---
name: pnas-abstract
description: Use to write the PNAS abstract — a single self-contained paragraph of ~250 words, quantified and accessible to a broad scientific audience. Distinguishes the abstract (what/how/found, for scientists) from the Significance Statement (why-it-matters, for everyone). Late-stage polish.
---

# Abstract (pnas-abstract)

## When to trigger

- Significance, track, structure, figures, stats, and data are settled (do this late).
- The abstract reads like a methods recap with no result.
- The abstract is being confused with, or duplicated from, the Significance Statement.
- The abstract is over ~250 words, structured with subheadings, or jargon-dense.

## The PNAS abstract: ~250 words, single paragraph, self-contained

- **Length:** up to **~250 words** (confirm the exact cap in current PNAS author guidelines).
- **One paragraph, no subheadings**, no reference citations, no figure/table callouts.
- **Self-contained:** a reader who sees only the abstract should understand the question, what was done, what was found (quantified), and what it means.
- **Accessible** to the broad PNAS readership across Biological/Physical/Social Sciences — define or avoid acronyms.

> Do **not** import a Science-style ≤125-word abstract or a one-sentence summary; PNAS abstracts are longer and there is no one-sentence summary. The short, plain artifact PNAS requires is the **Significance Statement** (`pnas-significance`), which is separate.

## Abstract vs Significance Statement (keep them distinct)

| Abstract | Significance Statement (`pnas-significance`) |
|----------|----------------------------------------------|
| **What/how/found**, for scientists | **Why it matters**, for everyone |
| ~250 words, quantified, technical-but-clear | ≤120 words, plain language |
| Stands in for the paper | Stands in for the "so what" |

If the two read the same, the Significance Statement is wrong — fix it in `pnas-significance`.

## Recommended five-move structure (no labels in the text)

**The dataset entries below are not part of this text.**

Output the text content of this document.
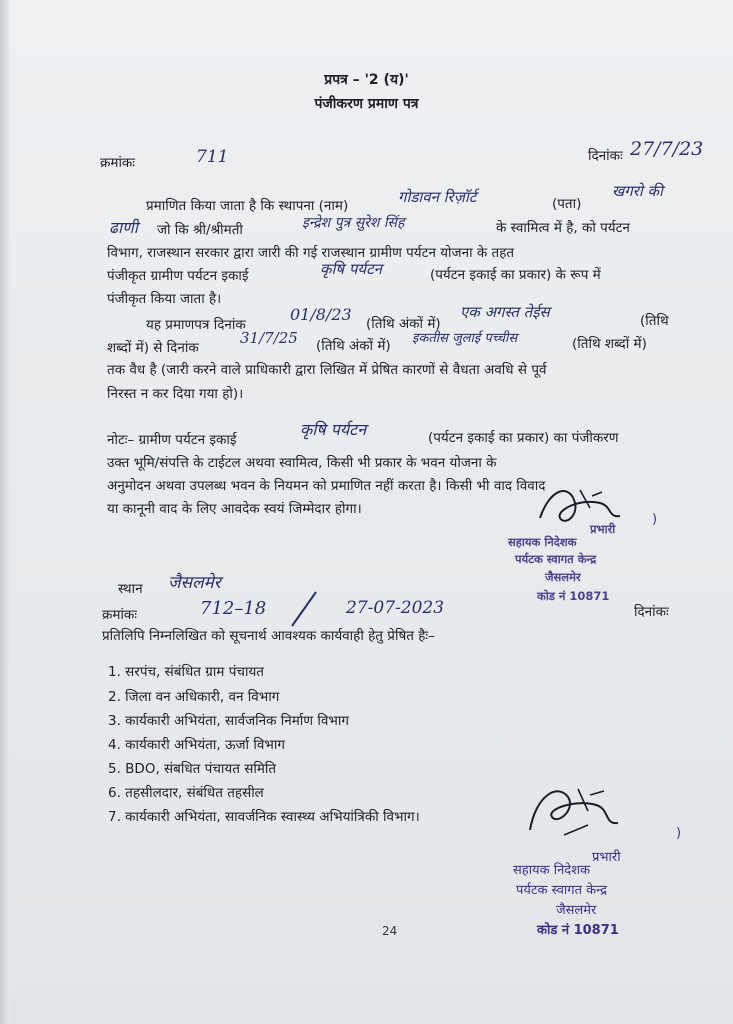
प्रपत्र – '2 (य)'
पंजीकरण प्रमाण पत्र
क्रमांकः	711	दिनांकः 27/7/23
प्रमाणित किया जाता है कि स्थापना (नाम)	गोडावन रिज़ॉर्ट	(पता)
खगरो की
ढाणी जो कि श्री/श्रीमती	इन्द्रेश पुत्र सुरेश सिंह	के स्वामित्व में है, को पर्यटन
विभाग, राजस्थान सरकार द्वारा जारी की गई राजस्थान ग्रामीण पर्यटन योजना के तहत
पंजीकृत ग्रामीण पर्यटन इकाई	कृषि पर्यटन	(पर्यटन इकाई का प्रकार) के रूप में
पंजीकृत किया जाता है।
यह प्रमाणपत्र दिनांक
01/8/23 (तिथि अंकों में)
एक अगस्त तेईस	(तिथि
शब्दों में) से दिनांक
31/7/25 (तिथि अंकों में) इकतीस जुलाई पच्चीस	(तिथि शब्दों में)
तक वैध है (जारी करने वाले प्राधिकारी द्वारा लिखित में प्रेषित कारणों से वैधता अवधि से पूर्व
निरस्त न कर दिया गया हो)।
नोटः– ग्रामीण पर्यटन इकाई
कृषि पर्यटन	(पर्यटन इकाई का प्रकार) का पंजीकरण
उक्त भूमि/संपत्ति के टाईटल अथवा स्वामित्व, किसी भी प्रकार के भवन योजना के
अनुमोदन अथवा उपलब्ध भवन के नियमन को प्रमाणित नहीं करता है। किसी भी वाद विवाद
या कानूनी वाद के लिए आवदेक स्वयं जिम्मेदार होगा।
)
सहायक निदेशक
प्रभारी
पर्यटक स्वागत केन्द्र
जैसलमेर
कोड नं 10871
स्थान जैसलमेर
क्रमांकः	712–18	27-07-2023	दिनांकः
प्रतिलिपि निम्नलिखित को सूचनार्थ आवश्यक कार्यवाही हेतु प्रेषित हैः–
1. सरपंच, संबंधित ग्राम पंचायत
2. जिला वन अधिकारी, वन विभाग
3. कार्यकारी अभियंता, सार्वजनिक निर्माण विभाग
4. कार्यकारी अभियंता, ऊर्जा विभाग
5. BDO, संबधित पंचायत समिति
6. तहसीलदार, संबंधित तहसील
7. कार्यकारी अभियंता, सावर्जनिक स्वास्थ्य अभियांत्रिकी विभाग।
)
सहायक निदेशक
प्रभारी
पर्यटक स्वागत केन्द्र
जैसलमेर
कोड नं 10871
24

1. **Context / stakes** (1–2 sentences) — the broad problem.
2. **Gap / question** (1 sentence) — what was unknown.
3. **What we did** (1–2 sentences) — approach, in plain terms.
4. **Key results, quantified** (2–3 sentences) — the advance, with numbers and uncertainty.
5. **Conclusion / implication** (1 sentence) — what it means for the field.

## Hard constraints

- [ ] ≤ ~250 words (treat 250 as the ceiling; confirm current cap).
- [ ] Single paragraph, no subheadings, no citations, no figure/table references.
- [ ] Define any acronym on first use, or avoid it.
- [ ] At least one **quantified** result — magnitude + unit + uncertainty (CI/P), not "significantly increased".
- [ ] First sentence comprehensible to a scientist outside the field.
- [ ] Distinct in content and register from the Significance Statement.

## Jargon blacklist (rewrite on sight)

- "Herein we report…", "Importantly,", "Interestingly,", "Notably,"
- Strings of ≥2 undefined acronyms in one sentence.
- "elucidate", "delineate", "interrogate", "leverage" as filler verbs.
- Hedging stacks: "may potentially suggest that it could…".

## Output format

```
【Abstract】 single paragraph (word count: N ≤ 250)
【Five moves present?】 context / gap / approach / quantified result / implication
【Quantified headline result?】 yes/no + the number
【Distinct from Significance Statement?】 yes/no
【Jargon hits removed】 [...]
【Next】 pnas-citation
```

## Anti-patterns

- **Do not** reuse the ≤120-word Significance Statement as the abstract (or vice versa).
- **Do not** import a Science ≤125-word abstract or one-sentence summary — wrong genre for PNAS.
- **Do not** open with method or organism; open with the stake.
- **Do not** end on "further work is needed" — end on the implication.
- **Do not** add subheadings; PNAS abstracts are single unstructured paragraphs.